The surge amounts to the doubling of squadrons in the last two weeks, and is a sharp reversal of U.S. disengagement from the region in recent years. It returns to the region many of the military assets taken out as the Pentagon shifted its focus to China and brought troops and equipment home from the Middle East.
The deployments underscore U.S. alarm that Israel’s planned ground operation into Gaza could spark a wider war, leading Iranian-backed militias across the region and even Iran itself to step up drone and missile attacks on U.S. bases, embassies and oil facilities or other key infrastructure.

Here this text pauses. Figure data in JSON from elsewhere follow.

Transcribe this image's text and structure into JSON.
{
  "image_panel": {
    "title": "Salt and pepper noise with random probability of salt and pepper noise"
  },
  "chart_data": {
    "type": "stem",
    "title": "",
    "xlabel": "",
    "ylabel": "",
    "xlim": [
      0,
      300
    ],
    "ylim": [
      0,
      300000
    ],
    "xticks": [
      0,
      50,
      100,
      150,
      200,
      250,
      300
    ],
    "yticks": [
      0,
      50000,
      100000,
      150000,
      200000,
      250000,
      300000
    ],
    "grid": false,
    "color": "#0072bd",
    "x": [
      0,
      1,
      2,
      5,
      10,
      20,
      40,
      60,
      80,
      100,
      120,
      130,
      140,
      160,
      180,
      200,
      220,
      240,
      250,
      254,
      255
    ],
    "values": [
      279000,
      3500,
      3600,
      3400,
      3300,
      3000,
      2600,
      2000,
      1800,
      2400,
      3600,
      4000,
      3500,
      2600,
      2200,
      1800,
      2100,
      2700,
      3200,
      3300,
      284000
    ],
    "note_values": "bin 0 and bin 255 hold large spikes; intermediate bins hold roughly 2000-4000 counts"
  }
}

“It’s a dramatic plus-up in force posture after we have made a concerted effort to trim our presence in the region,” said Grant Rumley, a fellow at the Washington Institute for Near East Policy, a think tank, and a former Pentagon official. “If you ask the Pentagon, this is a textbook example of how they want the military to be able to react quickly to a crisis.”
Israeli forces battled on four fronts Wednesday, hitting targets in Lebanon, Syria, the West Bank and Gaza and fighting off a sea incursion, in a new sign the war with Hamas was slowly expanding to Iran-backed forces around the region.

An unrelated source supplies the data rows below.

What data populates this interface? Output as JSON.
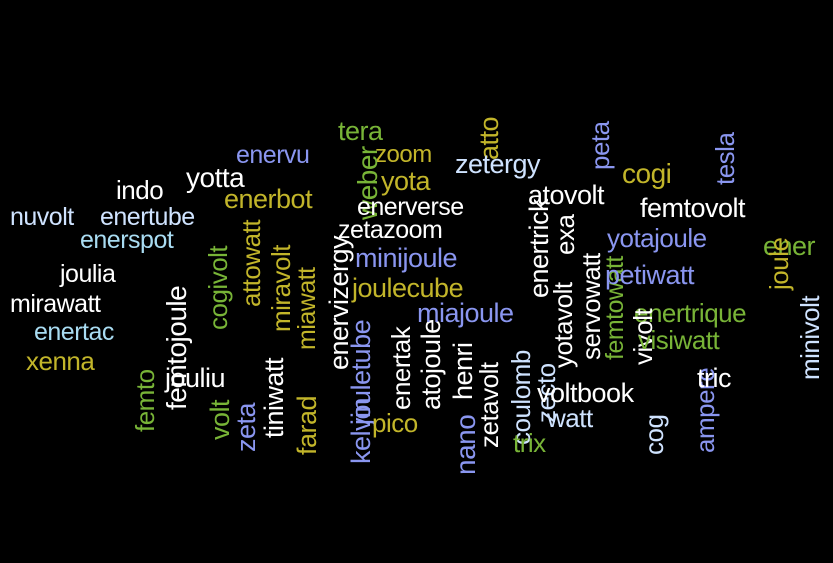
{
  "palette": {
    "background": "#000000",
    "white": "#ffffff",
    "light_blue": "#cfe3ff",
    "periwinkle": "#8a96f0",
    "cyan": "#a9dcf2",
    "green": "#78b437",
    "olive": "#c2b52a"
  },
  "words": [
    {
      "text": "nuvolt",
      "color": "light_blue"
    },
    {
      "text": "enertube",
      "color": "light_blue"
    },
    {
      "text": "enerspot",
      "color": "cyan"
    },
    {
      "text": "indo",
      "color": "white"
    },
    {
      "text": "yotta",
      "color": "white"
    },
    {
      "text": "enervu",
      "color": "periwinkle"
    },
    {
      "text": "tera",
      "color": "green"
    },
    {
      "text": "atto",
      "color": "olive"
    },
    {
      "text": "zoom",
      "color": "olive"
    },
    {
      "text": "zetergy",
      "color": "light_blue"
    },
    {
      "text": "peta",
      "color": "periwinkle"
    },
    {
      "text": "cogi",
      "color": "olive"
    },
    {
      "text": "tesla",
      "color": "periwinkle"
    },
    {
      "text": "enerbot",
      "color": "olive"
    },
    {
      "text": "yota",
      "color": "olive"
    },
    {
      "text": "weber",
      "color": "green"
    },
    {
      "text": "enerverse",
      "color": "white"
    },
    {
      "text": "enertrick",
      "color": "white"
    },
    {
      "text": "atovolt",
      "color": "white"
    },
    {
      "text": "femtovolt",
      "color": "white"
    },
    {
      "text": "joulia",
      "color": "white"
    },
    {
      "text": "attowatt",
      "color": "olive"
    },
    {
      "text": "miravolt",
      "color": "olive"
    },
    {
      "text": "enervizergy",
      "color": "white"
    },
    {
      "text": "zetazoom",
      "color": "white"
    },
    {
      "text": "minijoule",
      "color": "periwinkle"
    },
    {
      "text": "exa",
      "color": "white"
    },
    {
      "text": "yotajoule",
      "color": "periwinkle"
    },
    {
      "text": "ener",
      "color": "green"
    },
    {
      "text": "mirawatt",
      "color": "white"
    },
    {
      "text": "femtojoule",
      "color": "white"
    },
    {
      "text": "cogivolt",
      "color": "green"
    },
    {
      "text": "jouletube",
      "color": "periwinkle"
    },
    {
      "text": "joulecube",
      "color": "olive"
    },
    {
      "text": "femtowatt",
      "color": "green"
    },
    {
      "text": "petiwatt",
      "color": "periwinkle"
    },
    {
      "text": "joule",
      "color": "olive"
    },
    {
      "text": "minivolt",
      "color": "light_blue"
    },
    {
      "text": "enertac",
      "color": "cyan"
    },
    {
      "text": "xenna",
      "color": "olive"
    },
    {
      "text": "miawatt",
      "color": "olive"
    },
    {
      "text": "enertak",
      "color": "white"
    },
    {
      "text": "atojoule",
      "color": "white"
    },
    {
      "text": "miajoule",
      "color": "periwinkle"
    },
    {
      "text": "yotavolt",
      "color": "white"
    },
    {
      "text": "servowatt",
      "color": "white"
    },
    {
      "text": "enertrique",
      "color": "green"
    },
    {
      "text": "vivolt",
      "color": "white"
    },
    {
      "text": "visiwatt",
      "color": "green"
    },
    {
      "text": "femto",
      "color": "green"
    },
    {
      "text": "volt",
      "color": "green"
    },
    {
      "text": "jouliu",
      "color": "white"
    },
    {
      "text": "zeta",
      "color": "periwinkle"
    },
    {
      "text": "tiniwatt",
      "color": "white"
    },
    {
      "text": "farad",
      "color": "olive"
    },
    {
      "text": "kelvin",
      "color": "periwinkle"
    },
    {
      "text": "henri",
      "color": "white"
    },
    {
      "text": "nano",
      "color": "periwinkle"
    },
    {
      "text": "zetavolt",
      "color": "white"
    },
    {
      "text": "coulomb",
      "color": "light_blue"
    },
    {
      "text": "zecto",
      "color": "light_blue"
    },
    {
      "text": "voltbook",
      "color": "white"
    },
    {
      "text": "ampere",
      "color": "periwinkle"
    },
    {
      "text": "tric",
      "color": "white"
    },
    {
      "text": "pico",
      "color": "olive"
    },
    {
      "text": "trix",
      "color": "green"
    },
    {
      "text": "watt",
      "color": "light_blue"
    },
    {
      "text": "cog",
      "color": "light_blue"
    }
  ]
}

Meanwhile, the humanitarian crisis in Gaza continued to mount, as Israel has prevented any fuel from entering the enclave since Oct. 7. The United Nations agency that oversees refugees in Gaza said it would significantly reduce and in some cases halt humanitarian operations if it doesn’t receive more fuel. The U.N. Relief and Works Agency is housing more than 600,000 displaced people in Gaza at 150 shelters, it said. With fuel supplies dwindling, “the coming 24 hours are very critical,” it said in an update.
Israel has been careful about blaming Iran for the Oct. 7 attacks but on Wednesday, Israeli military spokesman Daniel Hagari said Iran had provided support and training to Hamas before and after the assault that killed at least 1,400 people and is now directing the actions of militias it backs in Iraq, Yemen, Lebanon and elsewhere.
“The orders come from one place—Iran,” Hagari said.
He said Iran had helped Hamas before the war with money, training and weapons and technological know-how. “Now Iran is helping Hamas with intelligence,” Hagari said.
In the West Bank, 104 Palestinians have been killed since Oct. 7 in confrontations with the Israeli military and settlers, according to the Palestinian Authority’s official information agency. More than 6,500 Palestinians, including 2,700 children, have been killed in Gaza since the war began, according to the Hamas-led Health Ministry. The figures couldn’t be independently verified.
Meanwhile, the World Health Organization said six hospitals in Gaza have shut down because they lack fuel, in addition to those that have closed because of damage or airstrikes. Several other hospitals have ceased critical services because of the fuel shortage and blockade.
The warning came amid growing international pressure for Israel to do more to protect civilians in Gaza ahead of a possible ground invasion in response to the Hamas attacks of Oct. 7.
Israeli officials asserted on Tuesday that there were large amounts of fuel under Hamas’s control in Gaza, and that additional fuel could be taken by the group’s military wing rather than being used for trucks carrying aid and to generate electricity at hospitals.